The GOP war on voting has become the number one priority, with a bevy of conservative groups reorienting their organizing around keeping Americans away from ballots. Republicans are leaning into the racist signaling around the voter suppression efforts, and when confronted with it, they barely bother to defend themselves, mainly because there is no moral defense possible. There’s lip-smacking from the right about “voter fraud” — which they continue to fail to show is a problem, much less one that voter suppression efforts will fix — but these excuses are pro forma, and you can tell their hearts aren’t in it.

Instead of trying to sell their behavior as good and righteous, instead, conservatives are coalescing around a different excuse: The liberals are making them do it! They don’t want to be fascists, you see, but gosh darn it, they have no choice!

 
Jamelle Bouie: The G.O.P. Has Some Voters It Likes and Some It Doesn’t

This is what happens when a political party turns against democracy.

The most outrageous provision of the Election Integrity Act of 2021, the omnibus election bill signed by Gov. Brian Kemp of Georgia last week, is one that makes it illegal for anyone except poll workers to offer food or water directly to voters standing in line. Defenders of the law say that this is meant to stop electioneering at the polls; critics say it is a direct response to volunteers who assisted those Georgians, many of them Black, who waited for hours to cast their ballots in the 2020 presidential election.

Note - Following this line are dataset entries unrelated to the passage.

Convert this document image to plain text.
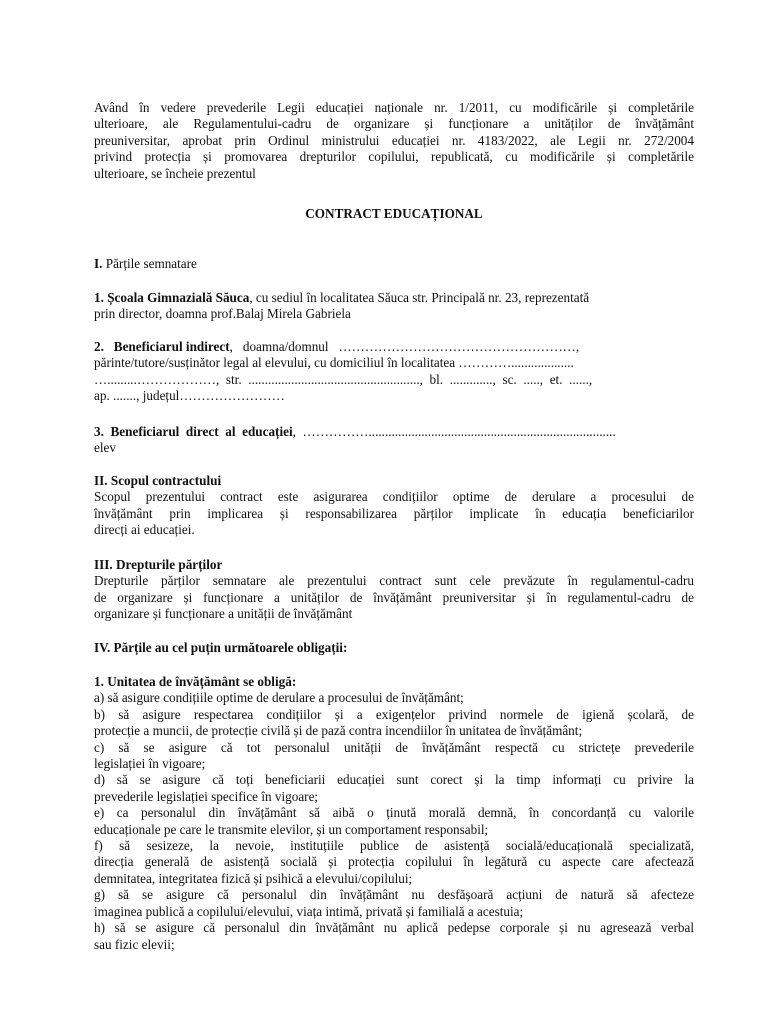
Având în vedere prevederile Legii educației naționale nr. 1/2011, cu modificările și completările
ulterioare, ale Regulamentului-cadru de organizare și funcționare a unităților de învățământ
preuniversitar, aprobat prin Ordinul ministrului educației nr. 4183/2022, ale Legii nr. 272/2004
privind protecția și promovarea drepturilor copilului, republicată, cu modificările și completările
ulterioare, se încheie prezentul
CONTRACT EDUCAȚIONAL
I. Părțile semnatare
1. Școala Gimnazială Săuca, cu sediul în localitatea Săuca str. Principală nr. 23, reprezentată
prin director, doamna prof.Balaj Mirela Gabriela
2.   Beneficiarul indirect,   doamna/domnul   ………………………………………………,
părinte/tutore/susținător legal al elevului, cu domiciliul în localitatea …………...................
….........………………,  str.  ....................................................,  bl.  .............,  sc.  .....,  et.  ......,
ap. ......., județul……………………
3.  Beneficiarul  direct  al  educației,  ……………...........................................................................
elev
II. Scopul contractului
Scopul prezentului contract este asigurarea condițiilor optime de derulare a procesului de
învățământ prin implicarea și responsabilizarea părților implicate în educația beneficiarilor
direcți ai educației.
III. Drepturile părților
Drepturile părților semnatare ale prezentului contract sunt cele prevăzute în regulamentul-cadru
de organizare și funcționare a unităților de învățământ preuniversitar și în regulamentul-cadru de
organizare și funcționare a unității de învățământ
IV. Părțile au cel puțin următoarele obligații:
1. Unitatea de învățământ se obligă:
a) să asigure condițiile optime de derulare a procesului de învățământ;
b) să asigure respectarea condițiilor și a exigențelor privind normele de igienă școlară, de
protecție a muncii, de protecție civilă și de pază contra incendiilor în unitatea de învățământ;
c) să se asigure că tot personalul unității de învățământ respectă cu strictețe prevederile
legislației în vigoare;
d) să se asigure că toți beneficiarii educației sunt corect și la timp informați cu privire la
prevederile legislației specifice în vigoare;
e) ca personalul din învățământ să aibă o ținută morală demnă, în concordanță cu valorile
educaționale pe care le transmite elevilor, și un comportament responsabil;
f) să sesizeze, la nevoie, instituțiile publice de asistență socială/educațională specializată,
direcția generală de asistență socială și protecția copilului în legătură cu aspecte care afectează
demnitatea, integritatea fizică și psihică a elevului/copilului;
g) să se asigure că personalul din învățământ nu desfășoară acțiuni de natură să afecteze
imaginea publică a copilului/elevului, viața intimă, privată și familială a acestuia;
h) să se asigure că personalul din învățământ nu aplică pedepse corporale și nu agresează verbal
sau fizic elevii;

Less outrageous but more insidious is a provision that removes the secretary of state from his (or her) position as chairman of the State Election Board and replaces him with a new nonpartisan member selected by a majority of Georgia’s Republican-controlled legislature. The law also gives the board, and by extension the legislature, the power to suspend underperforming county election officials and replace them with a single individual. [..]

This is what it looks like when a political party turns against democracy. It doesn’t just try to restrict the vote; it creates mechanisms to subvert the vote and attempts to purge officials who might stand in the way. Georgia is in the spotlight, for reasons past and present, but it is happening across the country wherever Republicans are in control.